I’ve posted here before. I was in a bad way five days ago, so bad I was kind of sure it was the end. I started planning my suicide and making arrangements. But I left a post to warn my friends on a website and they brought me back. Not far enough to get suicide off the list, but enough not to go through with it. I called my aunt, she told my grandmother and older brother and my parents. It’s a little awkward with them acting like they are walking on eggshells and that makes me feel bad. I’ve been prescribed Citalopram by my doctor which scares me a bit as I’ve always been afraid of anti-depressants, but it’s worth a shot!
I want to thank you all, many of you have given me hope on some of my darker days. No doubt I will post again and I will be suicidal many times more, but I’m glad I’ve gotten some help. It was nice to hear my parents wouldn’t kick me out even if I fail my university degree and that they love me no matter what.

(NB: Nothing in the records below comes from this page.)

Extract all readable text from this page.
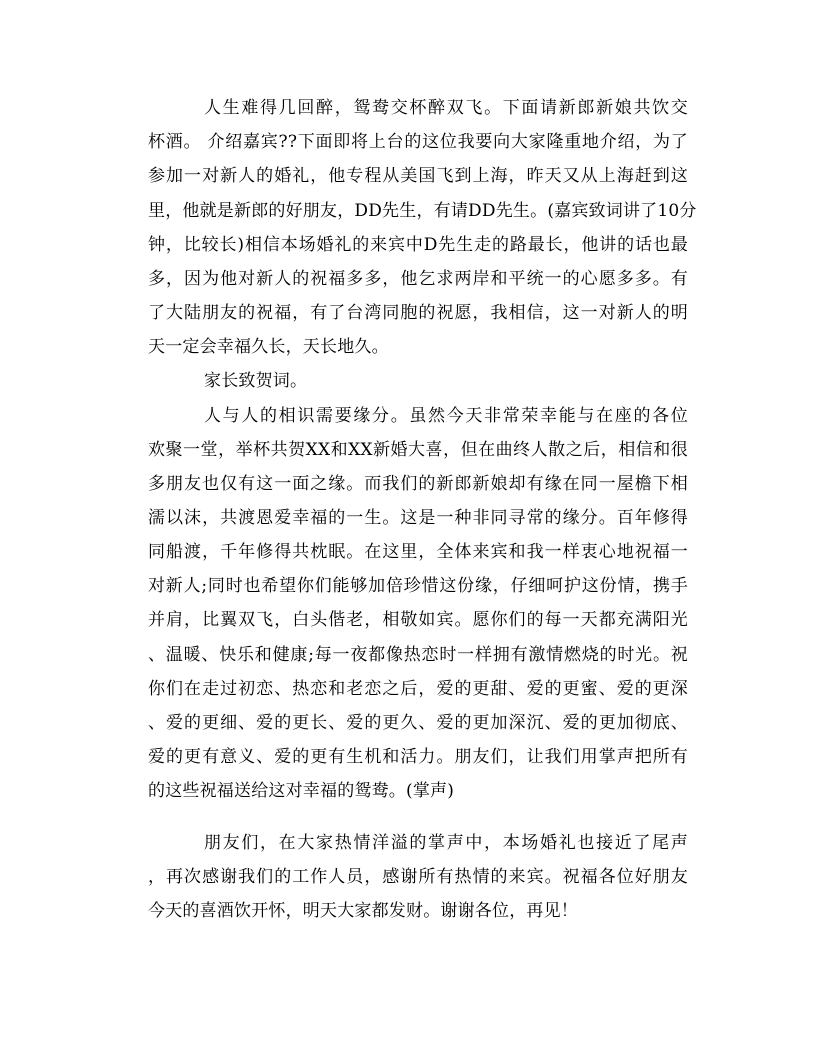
人生难得几回醉，鸳鸯交杯醉双飞。下面请新郎新娘共饮交
杯酒。 介绍嘉宾??下面即将上台的这位我要向大家隆重地介绍，为了
参加一对新人的婚礼，他专程从美国飞到上海，昨天又从上海赶到这
里，他就是新郎的好朋友，DD先生，有请DD先生。(嘉宾致词讲了10分
钟，比较长)相信本场婚礼的来宾中D先生走的路最长，他讲的话也最
多，因为他对新人的祝福多多，他乞求两岸和平统一的心愿多多。有
了大陆朋友的祝福，有了台湾同胞的祝愿，我相信，这一对新人的明
天一定会幸福久长，天长地久。
家长致贺词。
人与人的相识需要缘分。虽然今天非常荣幸能与在座的各位
欢聚一堂，举杯共贺XX和XX新婚大喜，但在曲终人散之后，相信和很
多朋友也仅有这一面之缘。而我们的新郎新娘却有缘在同一屋檐下相
濡以沫，共渡恩爱幸福的一生。这是一种非同寻常的缘分。百年修得
同船渡，千年修得共枕眠。在这里，全体来宾和我一样衷心地祝福一
对新人;同时也希望你们能够加倍珍惜这份缘，仔细呵护这份情，携手
并肩，比翼双飞，白头偕老，相敬如宾。愿你们的每一天都充满阳光
、温暖、快乐和健康;每一夜都像热恋时一样拥有激情燃烧的时光。祝
你们在走过初恋、热恋和老恋之后，爱的更甜、爱的更蜜、爱的更深
、爱的更细、爱的更长、爱的更久、爱的更加深沉、爱的更加彻底、
爱的更有意义、爱的更有生机和活力。朋友们，让我们用掌声把所有
的这些祝福送给这对幸福的鸳鸯。(掌声)
朋友们，在大家热情洋溢的掌声中，本场婚礼也接近了尾声
，再次感谢我们的工作人员，感谢所有热情的来宾。祝福各位好朋友
今天的喜酒饮开怀，明天大家都发财。谢谢各位，再见！
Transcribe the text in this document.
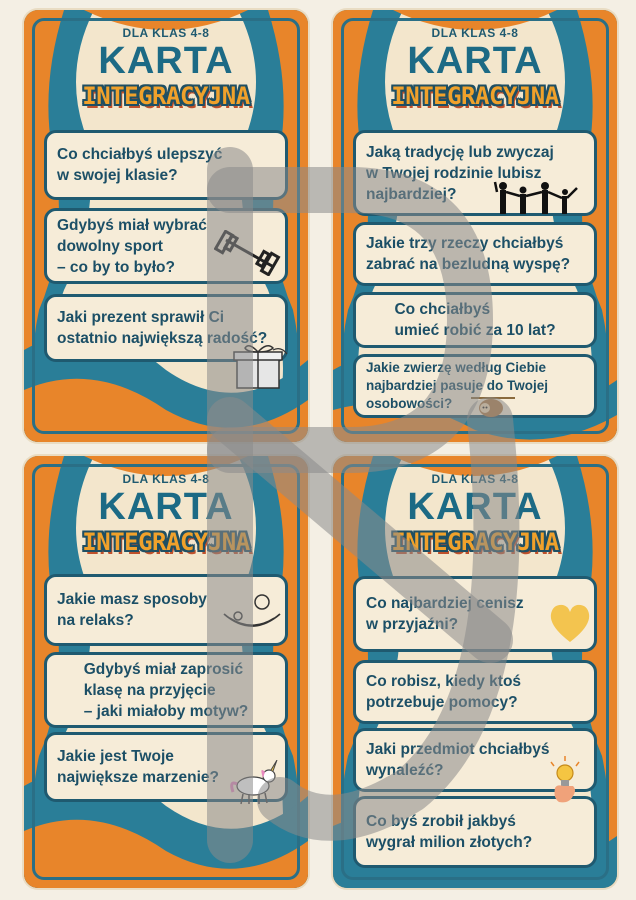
DLA KLAS 4-8
KARTA
INTEGRACYJNA
Co chciałbyś ulepszyć
w swojej klasie?
Gdybyś miał wybrać
dowolny sport
– co by to było?
Jaki prezent sprawił Ci
ostatnio największą radość?
DLA KLAS 4-8
KARTA
INTEGRACYJNA
Jaką tradycję lub zwyczaj
w Twojej rodzinie lubisz
najbardziej?
Jakie trzy rzeczy chciałbyś
zabrać na bezludną wyspę?
Co chciałbyś
umieć robić za 10 lat?
Jakie zwierzę według Ciebie
najbardziej pasuje do Twojej
osobowości?
DLA KLAS 4-8
KARTA
INTEGRACYJNA
Jakie masz sposoby
na relaks?
Gdybyś miał zaprosić
klasę na przyjęcie
– jaki miałoby motyw?
Jakie jest Twoje
największe marzenie?
DLA KLAS 4-8
KARTA
INTEGRACYJNA
Co najbardziej cenisz
w przyjaźni?
Co robisz, kiedy ktoś
potrzebuje pomocy?
Jaki przedmiot chciałbyś
wynaleźć?
Co byś zrobił jakbyś
wygrał milion złotych?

I thought they didn’t understand, but the truth was they didn’t realise how bad I was. They thought I was mildly depressed and stressed by my course. If there’s one thing I can urge you to do today, is please let your loved ones; family and friends, KNOW. They might not realise and it seems like they don’t care because they don’t get how severe it really is. It’s hard to get help, but trust me, it’s rarely ever the end of the world.
I still want to die, but what do I gain? Nothing. The world sucks ass and in many ways I hate it and society, but they are NOT beating me!